| HN Mirror

That’s just not true. I’ve consulted with a few privacy legal agencies and spent a lot of time evaluating the law. Some sections are even worded in a way to allow wiggling room for prosecutors, or require good will on your part. What would even be supposed to happen if you weren’t „compliant“? In the end it’s always about specific kinds of misconduct, and that means fines. The amount of a fine depends on the severity of the misconduct. The GDPR isn’t different at all from other laws in that regard.

If you’re found to be in breach of the GDPR, the severity of the breach as well as the amount of negligence or malevolence on your part is taken under consideration to decide on the fine. The prosecuting attorney also doesn’t have to actually fine you if it’s clear you put in effort and acted in good will.

For a concrete example, a startup usually isn’t required to provide a fully fledged data deletion policy, but if you cannot roughly outline how you intend to handle people’s requests to delete their data, that doesn’t look good.

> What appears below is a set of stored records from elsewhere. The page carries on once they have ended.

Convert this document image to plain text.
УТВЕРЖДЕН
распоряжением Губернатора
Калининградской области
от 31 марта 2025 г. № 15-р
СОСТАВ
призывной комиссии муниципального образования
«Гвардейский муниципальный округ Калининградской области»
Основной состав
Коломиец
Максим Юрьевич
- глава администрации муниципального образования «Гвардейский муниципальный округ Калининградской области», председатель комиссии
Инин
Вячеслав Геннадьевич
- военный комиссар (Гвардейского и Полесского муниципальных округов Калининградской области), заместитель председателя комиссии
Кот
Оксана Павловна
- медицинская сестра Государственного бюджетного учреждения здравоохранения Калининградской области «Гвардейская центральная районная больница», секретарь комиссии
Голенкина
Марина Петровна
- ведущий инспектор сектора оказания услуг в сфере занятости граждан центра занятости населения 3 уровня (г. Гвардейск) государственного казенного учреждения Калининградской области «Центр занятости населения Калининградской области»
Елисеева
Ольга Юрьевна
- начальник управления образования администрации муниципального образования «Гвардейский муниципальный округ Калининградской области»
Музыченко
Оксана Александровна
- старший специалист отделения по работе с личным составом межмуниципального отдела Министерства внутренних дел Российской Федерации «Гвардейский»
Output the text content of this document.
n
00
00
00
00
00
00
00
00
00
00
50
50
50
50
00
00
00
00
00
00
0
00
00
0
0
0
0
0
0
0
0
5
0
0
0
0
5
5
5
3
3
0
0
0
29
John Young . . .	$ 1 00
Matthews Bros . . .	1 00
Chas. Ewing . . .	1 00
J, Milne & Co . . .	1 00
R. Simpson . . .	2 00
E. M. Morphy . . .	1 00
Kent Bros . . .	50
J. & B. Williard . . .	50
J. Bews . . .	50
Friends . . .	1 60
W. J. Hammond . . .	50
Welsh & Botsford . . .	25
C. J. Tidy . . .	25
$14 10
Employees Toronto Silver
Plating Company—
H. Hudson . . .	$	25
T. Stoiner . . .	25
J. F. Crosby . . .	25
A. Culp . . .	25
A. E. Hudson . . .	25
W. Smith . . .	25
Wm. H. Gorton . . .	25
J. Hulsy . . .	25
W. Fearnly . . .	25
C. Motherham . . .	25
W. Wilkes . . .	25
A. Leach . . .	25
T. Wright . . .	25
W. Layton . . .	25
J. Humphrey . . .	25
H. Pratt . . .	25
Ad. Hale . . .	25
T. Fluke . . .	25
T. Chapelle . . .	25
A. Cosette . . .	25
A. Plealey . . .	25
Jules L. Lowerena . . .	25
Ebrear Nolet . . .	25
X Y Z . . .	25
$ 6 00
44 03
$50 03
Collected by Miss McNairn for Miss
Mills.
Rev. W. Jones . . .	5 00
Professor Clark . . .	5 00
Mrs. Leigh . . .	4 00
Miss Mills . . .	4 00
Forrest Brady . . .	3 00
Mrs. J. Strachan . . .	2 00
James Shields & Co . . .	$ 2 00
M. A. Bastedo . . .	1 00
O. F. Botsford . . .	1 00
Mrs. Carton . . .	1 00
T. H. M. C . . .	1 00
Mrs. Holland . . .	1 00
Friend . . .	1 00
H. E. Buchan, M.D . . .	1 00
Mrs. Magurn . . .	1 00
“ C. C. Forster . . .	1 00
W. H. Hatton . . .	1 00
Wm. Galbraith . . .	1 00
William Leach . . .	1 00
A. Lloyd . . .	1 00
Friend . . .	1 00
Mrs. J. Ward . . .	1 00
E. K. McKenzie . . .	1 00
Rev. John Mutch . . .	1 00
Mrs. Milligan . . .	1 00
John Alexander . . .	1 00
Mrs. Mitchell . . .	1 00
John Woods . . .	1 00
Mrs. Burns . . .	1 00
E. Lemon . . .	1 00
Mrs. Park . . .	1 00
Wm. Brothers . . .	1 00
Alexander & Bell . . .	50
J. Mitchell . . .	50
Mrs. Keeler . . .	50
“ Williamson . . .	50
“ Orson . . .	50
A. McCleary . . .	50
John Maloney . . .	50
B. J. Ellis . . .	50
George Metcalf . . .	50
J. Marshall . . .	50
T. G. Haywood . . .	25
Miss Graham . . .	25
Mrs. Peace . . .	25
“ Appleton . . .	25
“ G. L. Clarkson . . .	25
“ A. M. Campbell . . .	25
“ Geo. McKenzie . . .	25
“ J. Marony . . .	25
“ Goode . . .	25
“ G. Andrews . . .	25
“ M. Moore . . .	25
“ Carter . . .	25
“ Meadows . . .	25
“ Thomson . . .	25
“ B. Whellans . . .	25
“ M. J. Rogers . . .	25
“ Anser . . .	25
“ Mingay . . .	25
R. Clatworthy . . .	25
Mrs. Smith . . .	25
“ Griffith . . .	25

If you don’t even have some sort of privacy policy on your website, that looks worse.

Nobody can implement the GDPR 100%. But you can try to handle data responsibly, and if someone discovers you don’t and you try your best to fix the error (which is on your part, mind you), nothing draconian is going to happen.

And we’re still talking about basic respect towards your users or customers here, it’s not like someone asks something ridiculous of you.